In 2012, when our Spanish specialist was Luis Gutiérrez, before the sainted Ferran Centelles joined us, we published this introduction to Gredos Garnacha with its tangle of DOs, valleys and provinces. There was this 2015 wine of the week, a Garnacha this time, again made by Dani Landi, swiftly followed by Ferran’s Garnacha – now the height of fashion and, last year, Gredos Pinot-like Garnacha and my Dani Landi goes it alone.

Sorry to sound like a stuck record but I was just enchanted by Comando G, La Bruja de Rozas 2016 when I tried a glass of it with a meal at Brat, Shoreditch, in London recently cooked by the team from the wonderful seafood restaurant Elkano just outside San Sebastian in Spanish Basque country.

It has such seductive fruit – juicy but ethereal, sweet but in a Pinot Noir-like way rather than a sickly way – and also a very fine, sandy texture that seems to communicate the granitic sand on which these ancient Garnacha bush vines are grown. It was so delightfully juicy and persistent that I looked it up on Wine-Searcher.com as soon as we got home and found that in the UK the 2016 is still available from Vin Cognito. But Vin Cognito’s James Bloom told me that Les Caves de Pyrène were the UK importers and that at Vin Cognito they loved the wine so much that ‘we placed an order for 300 bottles in February and received 12, which we’ve been sharing out like Shackleton’s last biscuit'. Vin Cognito, by no means the only UK stockist, expect to move on to the 2017 any minute.

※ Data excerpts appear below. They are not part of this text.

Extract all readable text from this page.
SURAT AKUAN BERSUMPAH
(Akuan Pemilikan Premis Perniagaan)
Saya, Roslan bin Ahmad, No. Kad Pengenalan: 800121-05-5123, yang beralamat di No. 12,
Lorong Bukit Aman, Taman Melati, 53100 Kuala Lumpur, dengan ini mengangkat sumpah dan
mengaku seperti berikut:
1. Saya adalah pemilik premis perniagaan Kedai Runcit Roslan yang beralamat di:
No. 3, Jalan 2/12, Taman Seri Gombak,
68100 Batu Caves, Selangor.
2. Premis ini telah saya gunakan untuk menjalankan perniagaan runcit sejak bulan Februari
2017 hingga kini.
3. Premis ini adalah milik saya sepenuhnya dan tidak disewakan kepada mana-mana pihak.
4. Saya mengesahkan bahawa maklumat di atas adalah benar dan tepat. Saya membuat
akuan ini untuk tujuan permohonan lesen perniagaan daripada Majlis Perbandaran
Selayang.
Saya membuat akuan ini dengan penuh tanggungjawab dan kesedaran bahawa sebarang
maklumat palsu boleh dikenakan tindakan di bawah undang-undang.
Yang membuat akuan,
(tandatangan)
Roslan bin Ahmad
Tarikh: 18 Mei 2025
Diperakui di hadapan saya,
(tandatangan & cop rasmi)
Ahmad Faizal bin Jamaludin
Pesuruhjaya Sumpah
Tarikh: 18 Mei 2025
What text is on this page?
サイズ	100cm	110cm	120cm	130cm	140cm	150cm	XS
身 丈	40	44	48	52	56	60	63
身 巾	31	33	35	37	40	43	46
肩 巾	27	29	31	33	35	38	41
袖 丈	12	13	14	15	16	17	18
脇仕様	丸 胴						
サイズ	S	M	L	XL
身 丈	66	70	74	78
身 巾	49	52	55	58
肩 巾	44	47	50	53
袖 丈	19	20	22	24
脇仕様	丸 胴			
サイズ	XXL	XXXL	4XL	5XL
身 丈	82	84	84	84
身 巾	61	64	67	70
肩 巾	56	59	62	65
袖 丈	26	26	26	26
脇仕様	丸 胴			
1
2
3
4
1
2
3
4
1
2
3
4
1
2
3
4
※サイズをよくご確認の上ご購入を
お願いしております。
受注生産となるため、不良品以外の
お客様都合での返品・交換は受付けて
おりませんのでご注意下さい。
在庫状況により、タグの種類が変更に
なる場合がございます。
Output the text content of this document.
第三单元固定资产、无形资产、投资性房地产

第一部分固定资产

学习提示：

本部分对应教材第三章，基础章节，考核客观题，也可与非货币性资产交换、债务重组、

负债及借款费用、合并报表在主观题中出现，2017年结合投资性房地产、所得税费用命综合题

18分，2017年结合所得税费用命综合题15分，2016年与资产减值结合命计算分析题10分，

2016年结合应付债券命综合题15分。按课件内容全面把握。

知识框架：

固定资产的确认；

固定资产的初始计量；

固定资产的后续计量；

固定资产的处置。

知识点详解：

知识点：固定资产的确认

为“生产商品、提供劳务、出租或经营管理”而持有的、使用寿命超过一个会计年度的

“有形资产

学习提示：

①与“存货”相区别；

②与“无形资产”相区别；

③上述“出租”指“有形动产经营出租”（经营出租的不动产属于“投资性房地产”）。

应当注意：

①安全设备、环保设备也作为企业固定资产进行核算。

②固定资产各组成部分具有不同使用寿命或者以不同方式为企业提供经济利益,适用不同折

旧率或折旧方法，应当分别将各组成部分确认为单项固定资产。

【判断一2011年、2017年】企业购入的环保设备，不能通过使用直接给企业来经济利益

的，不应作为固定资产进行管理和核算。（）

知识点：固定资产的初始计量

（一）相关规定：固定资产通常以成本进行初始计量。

Les Caves kindly and promptly sent me a bottle of Comando G, La Bruja de Rozas 2017 to try and I enjoyed it, while not finding it quite as seductive as the 2016, which may just be a function of age. It had that meaty note that Grenache/Garnacha can often have and seemed just a little less obviously textured. I see that in our 176,000-strong database of tasting notes we have consistently enthusiastic reviews of this wine for vintages 2010, 2014, 2016 and 2017 – and both Ferran and I reckon these wines will drink well for up to five or six years after they were made.

Comando G is a joint enterprise between Dani Landi and Fernando Garcia, who makes wine for Bodega Marañones, thus provider of this white wine of the week in 2011 – oh, I am so predictable… La Bruja de Rozas is the ‘village’-level wine they produce from several vineyards at around 850 m/2,800 ft (really high) with 60- to 70-year-old Garnacha vines around the village of Las Rozas de Puerto Real. I have not tasted the supposedly superior version Rozas 1er Cru but saw someone raving on Twitter about it recently. Here’s how Eric Solomon of European Cellars, provider of the images above, describes it: ‘[a] lithe and winsome example of mountain Garnacha but with a deeper minerality and slightly firmer tannin, hence the Burgundian inspired name'.

The grapes are hand-picked and given a very long maceration of 40 to 60 days and then nine months in big, old oak. The result should delight those looking for well-priced alternatives to the build and delight of red burgundy, even if the flavours and provenance are quite different.

The wine is very widely available around the world – in most European countries and also in Australia, Thailand, Taiwan, Canada, Hong Kong and the US. There seems to be a range of vintages available, with vintages 2014 to 2016 widely available in the US and the 2017 the dominant vintage in the UK, Norway, Denmark and Australia. Happy hunting!